We have all heard the adage, “it takes money to make money”, and this holds true even with technology. Lack of proper investment in technology strategy and services is the second leading cause of poor business results. Lack of investment in people is the first. People depend on technology to get their job done, so they are closely related.
Are you investing a proper amount in technology?
This is a question many business managers blow off. They gauge technology on whether “it’s working or not”, and “if it ain’t broke, don’t fix it”. This approach works well regarding capital-oriented investments, which technology no longer is. Technology is an ongoing investment that should be gauged based on revenue, much like human capital is regarded already.
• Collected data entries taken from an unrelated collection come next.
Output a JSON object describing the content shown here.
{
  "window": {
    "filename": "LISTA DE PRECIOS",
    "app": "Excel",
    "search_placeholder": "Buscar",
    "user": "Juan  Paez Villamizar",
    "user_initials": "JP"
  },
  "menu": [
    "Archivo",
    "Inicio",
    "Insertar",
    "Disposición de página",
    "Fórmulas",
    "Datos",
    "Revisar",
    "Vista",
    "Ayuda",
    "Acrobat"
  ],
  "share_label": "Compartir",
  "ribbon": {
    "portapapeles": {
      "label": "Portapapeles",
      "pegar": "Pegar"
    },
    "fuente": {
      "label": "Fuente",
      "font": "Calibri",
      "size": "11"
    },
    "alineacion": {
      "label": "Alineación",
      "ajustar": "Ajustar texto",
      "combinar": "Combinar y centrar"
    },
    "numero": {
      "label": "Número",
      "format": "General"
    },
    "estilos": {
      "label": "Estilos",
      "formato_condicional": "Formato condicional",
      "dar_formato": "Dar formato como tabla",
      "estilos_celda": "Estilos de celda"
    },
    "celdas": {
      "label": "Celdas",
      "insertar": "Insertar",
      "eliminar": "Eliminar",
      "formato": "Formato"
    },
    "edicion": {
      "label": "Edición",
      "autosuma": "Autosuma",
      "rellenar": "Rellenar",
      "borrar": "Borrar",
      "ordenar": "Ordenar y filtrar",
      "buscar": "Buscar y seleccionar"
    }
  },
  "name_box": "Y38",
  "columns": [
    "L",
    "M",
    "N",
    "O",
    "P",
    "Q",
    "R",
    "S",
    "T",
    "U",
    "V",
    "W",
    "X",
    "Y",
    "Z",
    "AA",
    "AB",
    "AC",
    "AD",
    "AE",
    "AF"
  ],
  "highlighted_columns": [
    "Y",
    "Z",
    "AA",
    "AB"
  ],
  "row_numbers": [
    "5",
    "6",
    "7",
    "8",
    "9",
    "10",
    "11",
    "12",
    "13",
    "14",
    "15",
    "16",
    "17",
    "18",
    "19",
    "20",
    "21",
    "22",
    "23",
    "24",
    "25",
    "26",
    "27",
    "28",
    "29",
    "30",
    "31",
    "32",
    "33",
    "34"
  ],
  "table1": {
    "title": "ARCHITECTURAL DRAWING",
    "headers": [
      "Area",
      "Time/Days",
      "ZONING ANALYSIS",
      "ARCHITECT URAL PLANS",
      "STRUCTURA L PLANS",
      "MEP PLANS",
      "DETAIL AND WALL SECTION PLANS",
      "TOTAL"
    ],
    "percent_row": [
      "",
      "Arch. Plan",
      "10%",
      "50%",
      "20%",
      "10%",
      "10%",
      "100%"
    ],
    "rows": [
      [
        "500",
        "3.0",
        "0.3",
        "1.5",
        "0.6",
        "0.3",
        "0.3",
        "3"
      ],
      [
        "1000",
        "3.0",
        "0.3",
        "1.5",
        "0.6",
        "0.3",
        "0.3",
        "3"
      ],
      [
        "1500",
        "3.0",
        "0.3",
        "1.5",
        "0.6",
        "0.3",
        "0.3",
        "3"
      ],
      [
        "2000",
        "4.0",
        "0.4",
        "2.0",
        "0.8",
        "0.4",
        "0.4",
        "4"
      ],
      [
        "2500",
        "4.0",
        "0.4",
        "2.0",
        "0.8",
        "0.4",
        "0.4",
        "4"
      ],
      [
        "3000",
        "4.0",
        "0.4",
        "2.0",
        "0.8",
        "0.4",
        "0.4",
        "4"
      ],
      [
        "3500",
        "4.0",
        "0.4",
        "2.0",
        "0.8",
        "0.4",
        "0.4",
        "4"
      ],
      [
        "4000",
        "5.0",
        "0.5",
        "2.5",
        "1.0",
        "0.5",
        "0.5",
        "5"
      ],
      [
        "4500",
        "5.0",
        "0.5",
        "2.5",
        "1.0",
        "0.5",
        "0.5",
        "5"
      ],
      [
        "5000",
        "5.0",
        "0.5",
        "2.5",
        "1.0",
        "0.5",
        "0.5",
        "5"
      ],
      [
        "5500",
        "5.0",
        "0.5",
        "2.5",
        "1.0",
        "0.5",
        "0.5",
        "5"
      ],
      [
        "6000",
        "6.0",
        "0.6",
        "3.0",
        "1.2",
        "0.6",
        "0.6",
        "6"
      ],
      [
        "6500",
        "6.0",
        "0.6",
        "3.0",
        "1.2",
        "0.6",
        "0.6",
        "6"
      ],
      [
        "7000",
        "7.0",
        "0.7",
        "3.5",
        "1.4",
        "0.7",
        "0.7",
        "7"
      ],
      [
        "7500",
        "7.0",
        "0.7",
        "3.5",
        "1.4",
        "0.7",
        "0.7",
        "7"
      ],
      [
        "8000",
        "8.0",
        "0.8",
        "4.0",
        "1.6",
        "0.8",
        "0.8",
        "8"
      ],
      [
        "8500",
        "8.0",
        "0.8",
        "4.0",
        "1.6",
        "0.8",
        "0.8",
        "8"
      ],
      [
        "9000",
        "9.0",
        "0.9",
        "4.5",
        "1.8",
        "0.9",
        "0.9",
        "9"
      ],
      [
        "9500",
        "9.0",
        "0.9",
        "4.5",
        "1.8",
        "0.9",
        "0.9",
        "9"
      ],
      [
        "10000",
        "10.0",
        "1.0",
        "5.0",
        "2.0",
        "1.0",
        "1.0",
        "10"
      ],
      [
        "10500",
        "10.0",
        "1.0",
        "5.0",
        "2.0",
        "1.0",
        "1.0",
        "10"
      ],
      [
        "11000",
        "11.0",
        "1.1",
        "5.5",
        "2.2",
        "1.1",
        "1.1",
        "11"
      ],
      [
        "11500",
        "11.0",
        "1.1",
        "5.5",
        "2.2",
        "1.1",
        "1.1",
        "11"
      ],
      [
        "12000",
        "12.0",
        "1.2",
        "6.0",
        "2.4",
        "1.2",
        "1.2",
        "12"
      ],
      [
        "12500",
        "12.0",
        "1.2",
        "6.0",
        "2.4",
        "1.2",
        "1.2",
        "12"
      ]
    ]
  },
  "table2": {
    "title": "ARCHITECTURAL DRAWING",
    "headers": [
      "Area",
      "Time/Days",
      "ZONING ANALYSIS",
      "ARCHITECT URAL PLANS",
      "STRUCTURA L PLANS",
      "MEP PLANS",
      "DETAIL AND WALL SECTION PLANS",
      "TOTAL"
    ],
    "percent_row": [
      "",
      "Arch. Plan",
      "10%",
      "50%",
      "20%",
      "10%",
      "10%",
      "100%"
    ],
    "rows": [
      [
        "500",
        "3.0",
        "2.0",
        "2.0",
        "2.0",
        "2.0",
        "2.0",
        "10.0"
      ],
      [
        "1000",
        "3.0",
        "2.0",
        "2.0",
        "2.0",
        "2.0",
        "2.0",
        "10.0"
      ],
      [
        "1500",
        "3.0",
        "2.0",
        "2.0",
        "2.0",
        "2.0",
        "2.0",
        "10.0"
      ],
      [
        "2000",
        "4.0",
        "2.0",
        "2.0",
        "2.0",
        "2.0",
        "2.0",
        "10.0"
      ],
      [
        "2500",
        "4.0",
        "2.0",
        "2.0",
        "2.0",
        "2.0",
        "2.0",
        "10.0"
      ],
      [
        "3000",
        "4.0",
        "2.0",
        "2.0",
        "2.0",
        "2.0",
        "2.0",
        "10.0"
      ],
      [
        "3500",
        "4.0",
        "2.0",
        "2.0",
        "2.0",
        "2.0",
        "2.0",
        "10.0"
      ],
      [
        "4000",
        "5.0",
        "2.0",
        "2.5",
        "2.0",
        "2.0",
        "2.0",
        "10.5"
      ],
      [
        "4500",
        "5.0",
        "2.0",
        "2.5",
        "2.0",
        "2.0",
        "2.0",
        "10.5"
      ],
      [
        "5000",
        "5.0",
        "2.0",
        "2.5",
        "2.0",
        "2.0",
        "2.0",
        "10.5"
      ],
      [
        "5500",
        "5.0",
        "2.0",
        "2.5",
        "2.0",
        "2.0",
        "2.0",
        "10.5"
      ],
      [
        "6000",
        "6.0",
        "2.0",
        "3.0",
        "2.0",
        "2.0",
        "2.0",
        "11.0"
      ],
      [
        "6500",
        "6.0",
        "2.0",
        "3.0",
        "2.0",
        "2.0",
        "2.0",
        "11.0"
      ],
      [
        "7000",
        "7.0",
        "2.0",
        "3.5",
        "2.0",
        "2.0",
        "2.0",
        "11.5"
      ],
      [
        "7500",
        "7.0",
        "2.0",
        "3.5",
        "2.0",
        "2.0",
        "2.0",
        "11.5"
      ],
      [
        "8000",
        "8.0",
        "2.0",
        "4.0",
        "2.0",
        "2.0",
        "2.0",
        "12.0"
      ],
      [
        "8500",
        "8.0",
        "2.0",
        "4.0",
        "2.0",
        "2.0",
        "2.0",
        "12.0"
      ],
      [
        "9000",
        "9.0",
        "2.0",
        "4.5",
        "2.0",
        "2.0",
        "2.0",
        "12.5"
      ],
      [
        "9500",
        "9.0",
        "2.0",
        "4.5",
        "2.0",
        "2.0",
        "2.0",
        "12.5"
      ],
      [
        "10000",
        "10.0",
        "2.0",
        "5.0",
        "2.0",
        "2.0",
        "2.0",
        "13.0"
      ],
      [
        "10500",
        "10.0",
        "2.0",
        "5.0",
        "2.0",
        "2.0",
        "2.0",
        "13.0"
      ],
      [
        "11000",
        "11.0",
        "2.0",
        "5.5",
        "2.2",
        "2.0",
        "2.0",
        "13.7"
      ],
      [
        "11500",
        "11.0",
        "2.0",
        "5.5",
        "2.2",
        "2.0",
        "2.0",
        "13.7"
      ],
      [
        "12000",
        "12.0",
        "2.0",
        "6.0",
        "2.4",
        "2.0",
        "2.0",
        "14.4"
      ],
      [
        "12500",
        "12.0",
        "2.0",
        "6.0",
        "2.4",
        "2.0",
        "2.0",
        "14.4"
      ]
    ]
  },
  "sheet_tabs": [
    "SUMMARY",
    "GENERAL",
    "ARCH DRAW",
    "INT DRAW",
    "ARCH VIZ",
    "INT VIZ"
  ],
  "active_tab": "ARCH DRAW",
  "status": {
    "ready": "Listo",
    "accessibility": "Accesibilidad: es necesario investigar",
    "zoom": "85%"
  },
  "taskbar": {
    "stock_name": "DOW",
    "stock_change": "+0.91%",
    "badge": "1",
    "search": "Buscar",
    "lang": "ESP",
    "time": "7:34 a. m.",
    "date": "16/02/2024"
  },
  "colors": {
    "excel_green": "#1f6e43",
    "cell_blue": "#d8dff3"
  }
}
Three signs you are not investing a proper amount in your technology:
- You spend the same amount (as % of revenue) on technology as you did five years ago
- Technology investments are still in your capital budget, and not operating expense
- You are based technology purchases on REACTIVE needs and not planning for proactive replacement of equipment
Technology investments should be ongoing and tied to revenue. Many business managers are reluctant to add any monthly expenses to the P&L, but this is the way the world is going. Everything is moving to a a consumption-based, utility model. Riding out that Exchange server for another year, or workstations until they literally crash is not an option for a properly managed business.
We often see spreadsheets attempting to justify a capital intensive purchase of hardware or software. The reality is that even the hardware/software vendors don’t want you to do this anymore. Find a partner that will provide you with a solid strategy tied to your business results, and watch your business profits increase!